Wie alt warst du, als du zum ersten Mal gedacht hast: „Ein Kind zu haben wäre schön.“

Es war Herbst 2012, ca. 1 Jahr nachdem ich meinen jetzigen Mann kennen gelernt habe.

Aus welchen Gründen hat sich bei dir die Mutterschaft mit Ende 30 /Anfang 40 ergeben? War es eine bewusste Entscheidung?

In meiner ersten Partnerschaft/Ehe hat sich die Familiengründung nicht ergeben. Wir waren eher damit beschäftigt in unseren Berufen anzukommen, viel zu reisen und nebenbei eine finanzielle Basis aufzubauen. Bis ich festgestellt habe, dass er nicht der Man meines Lebens ist. Wir haben uns dann getrennt.

Wie hat dein Umfeld auf die Schwangerschaft / Mutterschaft mit Ende 30 /Anfang 40 reagiert?

Meine Familie und meine Freunde haben sich gefreut, dass auch ich mich endlich für eine Familie entschieden habe. Das Alter war bei uns nie ein Thema. Sie waren eher skeptisch, weil  ich damals meinen Freund erst so kurz kannte. Wir haben noch nicht mal zusammen gelebt, als ich geplant schwanger wurde.

Fühlst du dich altersmäßig als Außenseiterin oder in bester Gesellschaft?

Eher in bester Gesellschaft. Erstaunlicher Weise habe ich während meiner ersten Schwangerschaft und später im ersten Jahr nach der Geburt beider Töchter viele Frauen kennen gelernt, die ihr  erstes Kind eher Mitte /  Ende 30 bekommen haben. Mit Anfang 40 fühlt man sich nicht mehr so viel älter.

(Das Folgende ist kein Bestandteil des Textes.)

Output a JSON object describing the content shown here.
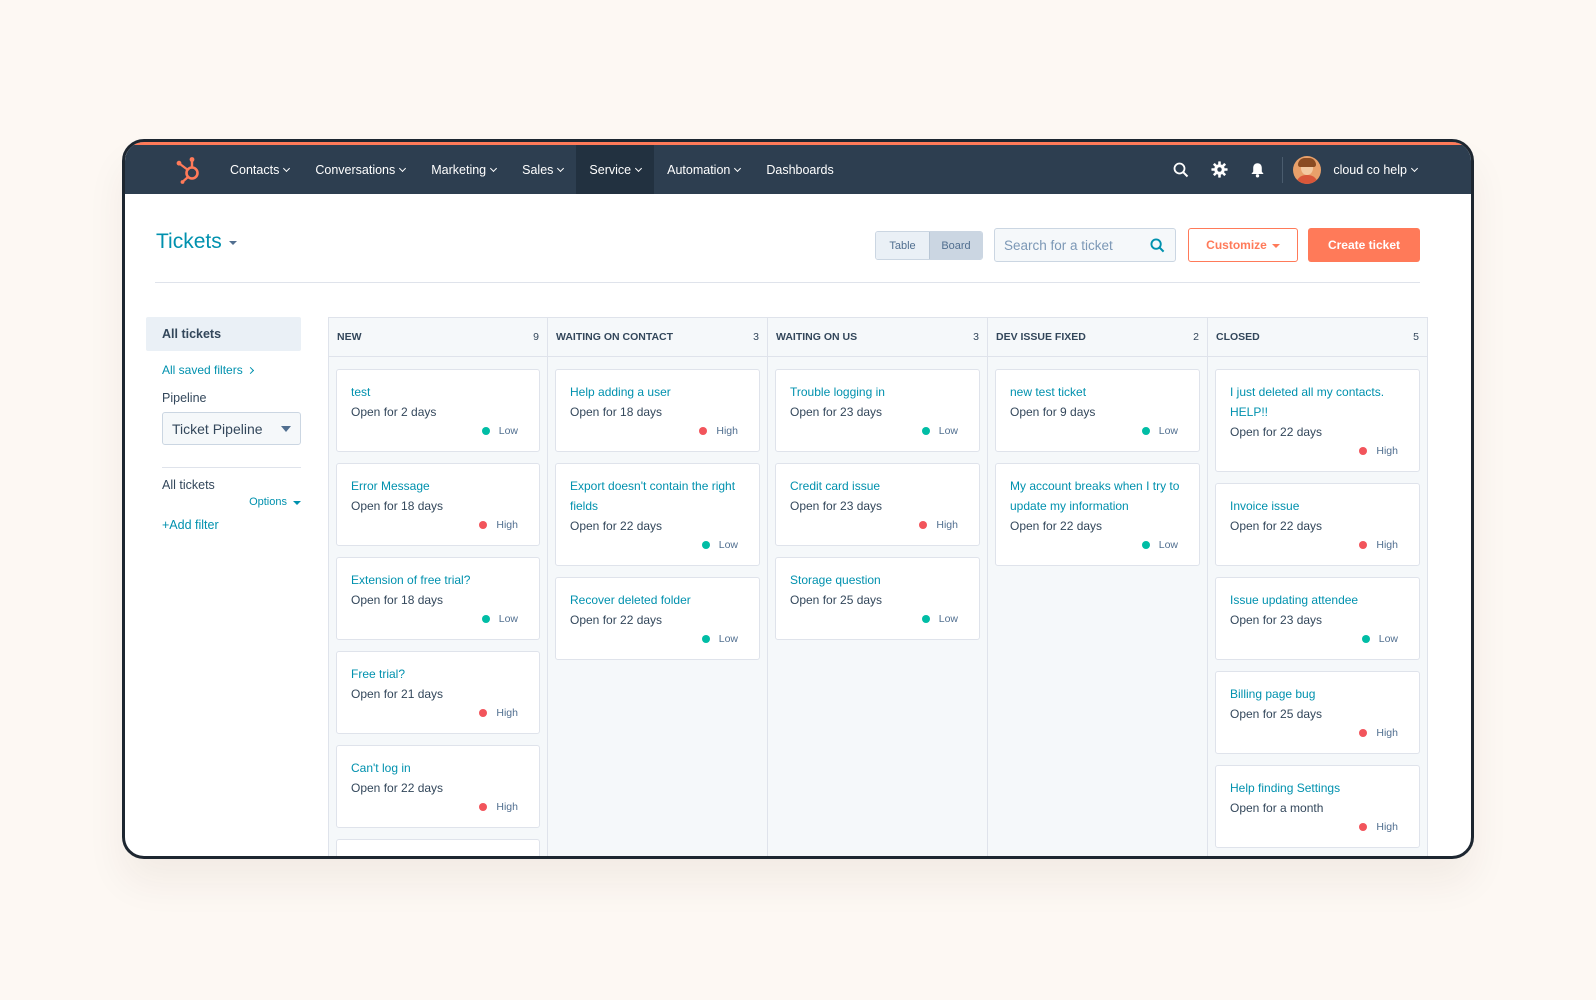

Hast du das Gefühl, dass du die Erziehung deines Kindes und deinen  beruflichen Alltag  anders angehst, als beispielsweise eine 20- oder 30-jährige Frau? Wenn ja, warum?

Zum beruflichen Alltag kann ich noch nicht viel sagen. Ich werde erst in Oktober wieder anfangen zu arbeiten. Ich denke schon, dass ich meine Kinder durch meine Lebenserfahrung  anders als jüngere Mütter erziehe. Viele sagen, dass ich mit ihnen entspannt, gelassen aber trotzdem konsequent umgehe. (Das stimmt zwar nicht immer, aber meistens. Unsere Kinder haben unser Leben bereichert und vollständig gemacht, wenn ich auch für meinen Mann sprechen darf. Ich habe keine Angst etwas verpasst zu haben, da ich vor den Kindern viel erlebt, gesehen und durchgemacht habe. Ich habe mein Leben, bis sie gekommen sind, sehr ausgekostet. Ich kann mich nun bewusst in den Hintergrund stellen und mein Leben für sie einrichten.Was spricht aus deiner Sicht für eine Mutterschaft mit Ende 30 / Anfang 40?

Aus meiner Sicht die bewusste Entscheidung für eine Familie, sowie die Lebenserfahrung.

Was sind aus deiner Sicht die Nachteile einer Mutterschaft mit Ende 30 / Anfang 40?

Die Gefahr einer Risikoschwangerschaft. Im höheren Alter steigt natürlich das Risiko einer ernsthaften Erkrankung. Ich denke, dass in der Pubertät der Altersunterschied doch eine große Rolle spielen wird. Ich werde vielleicht  unsere Enkelkinder nicht mehr kennen lernen.

Hattest du eine entspannte Schwangerschaft? Hat dich der Begriff „Risikoschwangerschaft“ beunruhigt?

So lange nicht alle nötigen Untersuchungen abgeschlossen waren um festzustellen, dass sich das werdende Kind gesund entwickelt, war ich natürlich sehr beunruhigt. Beide Schwangerschaften waren danach entspannt.

Machst du dir Gedanken über die Zukunft, was das  Altersverhältnis zwischen dir und deinem Kind / deinen Kindern betrifft?

Ja schon. Aber ich hoffe, dass meine Gelassenheit noch lange andauern wird. Ich mache das Beste daraus.

Das möchte ich allen Ü40-Mamas gerne sagen:

Genießt die Zeit mit euren Kindern, freut Euch, dass sie da sind. Und entscheidet Euch für ein zweites, wenn noch kein zweites gibt. Euer Leben wird viel anstrengender aber es lohnt sich.